Right, Barry Glendenning is in the building and ready to guide you through the afternoon’s play. Before I go I can tell you that Gauff has lost the first set to Elena-Gabriela Ruse, so she will need to battle back to avoid an upset. And Swiatek is absolutely cruising on Centre Court. She leads 4-0. Bye.
Britain’s Paul Jubb has done well to steady himself in the third set after losing the second 6-1 to Kyrgios. He’s also showing great composure to focus on his game while Kyrgios chunters on and on about everything and anything that is not going his way. It is unclear at times whether the Australian is talking to himself or the umpire or a line judge, or his spiritual mentor. Anyway, it’s making for entertaining viewing (there was a doubles-style rapid fire exchange of volleys at the net which got the crowd off their seats in the game just gone). It’s 5-4 to Jubb in the third set after a nervy hold by the 22-year-old from Hull.
A reply to Simon Zekaria’s missive about long nets v short ones in singles. “Yes, players do hit round the net now and again, as play demands,” writes Tom Mason. “Watch till the end as the Roger v Kyrgios one is great for Nick’s reaction. A longer net would be a disadvantage in singles if such shots are legal, which they are. Rare of course, but legal. I am an occasional player and only intermediate. Also I’m at work so must run …”
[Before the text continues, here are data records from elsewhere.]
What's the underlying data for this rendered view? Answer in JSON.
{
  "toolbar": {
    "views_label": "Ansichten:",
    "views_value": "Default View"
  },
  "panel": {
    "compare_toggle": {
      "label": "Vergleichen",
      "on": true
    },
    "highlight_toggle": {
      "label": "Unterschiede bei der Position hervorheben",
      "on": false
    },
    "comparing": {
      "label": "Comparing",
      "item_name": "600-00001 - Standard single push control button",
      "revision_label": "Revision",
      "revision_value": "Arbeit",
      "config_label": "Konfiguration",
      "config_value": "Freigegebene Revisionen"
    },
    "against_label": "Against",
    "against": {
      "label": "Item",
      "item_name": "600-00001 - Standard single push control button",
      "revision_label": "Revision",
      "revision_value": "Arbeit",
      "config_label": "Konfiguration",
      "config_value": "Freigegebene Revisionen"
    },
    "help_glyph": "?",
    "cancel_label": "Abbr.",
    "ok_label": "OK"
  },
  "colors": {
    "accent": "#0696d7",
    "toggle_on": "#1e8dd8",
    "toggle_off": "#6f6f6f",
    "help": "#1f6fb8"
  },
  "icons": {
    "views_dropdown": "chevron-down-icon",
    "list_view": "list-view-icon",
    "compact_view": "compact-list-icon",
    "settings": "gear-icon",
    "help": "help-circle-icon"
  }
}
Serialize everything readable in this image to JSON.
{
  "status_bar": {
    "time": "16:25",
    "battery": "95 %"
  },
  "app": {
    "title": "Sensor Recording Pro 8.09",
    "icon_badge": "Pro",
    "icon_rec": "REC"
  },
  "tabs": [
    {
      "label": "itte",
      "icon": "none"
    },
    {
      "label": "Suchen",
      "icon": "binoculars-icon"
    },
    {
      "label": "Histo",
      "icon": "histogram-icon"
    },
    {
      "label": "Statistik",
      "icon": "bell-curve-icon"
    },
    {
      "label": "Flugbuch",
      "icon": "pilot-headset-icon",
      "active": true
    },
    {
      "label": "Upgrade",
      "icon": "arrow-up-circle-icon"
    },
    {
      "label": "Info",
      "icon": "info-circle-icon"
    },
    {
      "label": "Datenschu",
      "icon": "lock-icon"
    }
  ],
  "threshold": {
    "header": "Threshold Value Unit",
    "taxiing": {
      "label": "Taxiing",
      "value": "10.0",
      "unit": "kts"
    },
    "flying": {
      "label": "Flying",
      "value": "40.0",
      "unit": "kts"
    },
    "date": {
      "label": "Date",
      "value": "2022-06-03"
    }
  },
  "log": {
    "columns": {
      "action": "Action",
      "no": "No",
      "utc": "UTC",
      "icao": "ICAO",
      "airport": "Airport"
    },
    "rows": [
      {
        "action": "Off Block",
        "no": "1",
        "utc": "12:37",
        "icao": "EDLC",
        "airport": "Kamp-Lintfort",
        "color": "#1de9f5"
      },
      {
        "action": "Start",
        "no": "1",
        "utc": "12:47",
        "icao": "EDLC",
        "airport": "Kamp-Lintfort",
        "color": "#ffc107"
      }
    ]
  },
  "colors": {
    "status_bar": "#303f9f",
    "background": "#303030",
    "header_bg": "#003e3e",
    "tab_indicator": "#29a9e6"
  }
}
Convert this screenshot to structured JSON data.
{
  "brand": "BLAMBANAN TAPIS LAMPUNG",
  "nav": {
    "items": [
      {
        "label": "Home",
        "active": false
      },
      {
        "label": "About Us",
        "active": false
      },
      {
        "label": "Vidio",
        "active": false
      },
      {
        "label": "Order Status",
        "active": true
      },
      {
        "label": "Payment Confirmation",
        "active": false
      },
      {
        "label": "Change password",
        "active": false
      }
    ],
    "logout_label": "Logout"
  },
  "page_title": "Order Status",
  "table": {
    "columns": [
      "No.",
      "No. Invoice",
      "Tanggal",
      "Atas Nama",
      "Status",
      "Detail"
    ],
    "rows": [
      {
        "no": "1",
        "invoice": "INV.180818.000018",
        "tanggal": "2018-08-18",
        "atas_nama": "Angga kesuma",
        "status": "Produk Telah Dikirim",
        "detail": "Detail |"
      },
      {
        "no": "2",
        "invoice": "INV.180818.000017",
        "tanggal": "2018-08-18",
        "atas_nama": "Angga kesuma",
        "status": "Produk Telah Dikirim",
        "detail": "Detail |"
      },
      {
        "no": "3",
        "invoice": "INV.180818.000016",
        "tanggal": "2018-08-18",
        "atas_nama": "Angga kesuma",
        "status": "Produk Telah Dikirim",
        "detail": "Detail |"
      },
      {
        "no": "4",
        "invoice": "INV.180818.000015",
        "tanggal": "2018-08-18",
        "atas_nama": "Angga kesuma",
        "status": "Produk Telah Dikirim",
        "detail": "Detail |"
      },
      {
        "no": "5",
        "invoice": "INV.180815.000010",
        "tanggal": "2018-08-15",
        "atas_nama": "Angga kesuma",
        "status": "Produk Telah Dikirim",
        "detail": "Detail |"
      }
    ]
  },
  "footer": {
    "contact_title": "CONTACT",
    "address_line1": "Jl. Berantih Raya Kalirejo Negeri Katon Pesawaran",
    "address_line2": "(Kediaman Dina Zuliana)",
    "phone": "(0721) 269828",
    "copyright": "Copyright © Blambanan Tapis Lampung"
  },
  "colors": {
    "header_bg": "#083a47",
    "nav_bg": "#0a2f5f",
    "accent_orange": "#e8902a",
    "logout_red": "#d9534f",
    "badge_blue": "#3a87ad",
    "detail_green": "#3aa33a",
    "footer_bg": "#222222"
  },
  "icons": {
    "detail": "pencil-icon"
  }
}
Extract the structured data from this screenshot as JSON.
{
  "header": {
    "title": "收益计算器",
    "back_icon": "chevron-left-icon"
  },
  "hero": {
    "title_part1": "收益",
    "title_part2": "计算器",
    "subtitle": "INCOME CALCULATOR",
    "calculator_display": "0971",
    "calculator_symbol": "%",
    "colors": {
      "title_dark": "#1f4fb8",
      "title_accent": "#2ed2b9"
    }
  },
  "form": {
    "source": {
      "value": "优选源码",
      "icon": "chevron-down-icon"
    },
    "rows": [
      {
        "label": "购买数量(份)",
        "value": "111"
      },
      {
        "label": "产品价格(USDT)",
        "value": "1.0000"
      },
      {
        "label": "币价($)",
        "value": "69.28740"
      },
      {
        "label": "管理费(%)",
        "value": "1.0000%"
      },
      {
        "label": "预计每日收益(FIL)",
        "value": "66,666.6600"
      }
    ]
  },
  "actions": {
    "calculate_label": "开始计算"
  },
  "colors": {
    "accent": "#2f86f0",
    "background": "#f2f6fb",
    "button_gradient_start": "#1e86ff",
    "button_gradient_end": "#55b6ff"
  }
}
Coco Gauff is involved in a serious tussle with Romania’s Elena-Gabriela Ruse on Court 2. She trails 4-2 in the first set after 34 minutes and will need to shake off the rust rapidly.
The world No 1 Iga Swiatek is out on Centre Court and in action against Croatia’s world No 252, Jana Fett. She gets a huge ovation from the packed crowd. Will she add the Wimbledon crown to her French Open one?
On No 3 Court it would appear Kyrgios has now found top gear, both with his tennis and his outbursts. Having lost the first set to Britain’s Jubb 6-3, he blitzed the second set 6-1. He also had time to have a pop at the crowd, smash a ball out of the court and call a line judge “the worst I’ve seen” and a “snitch”.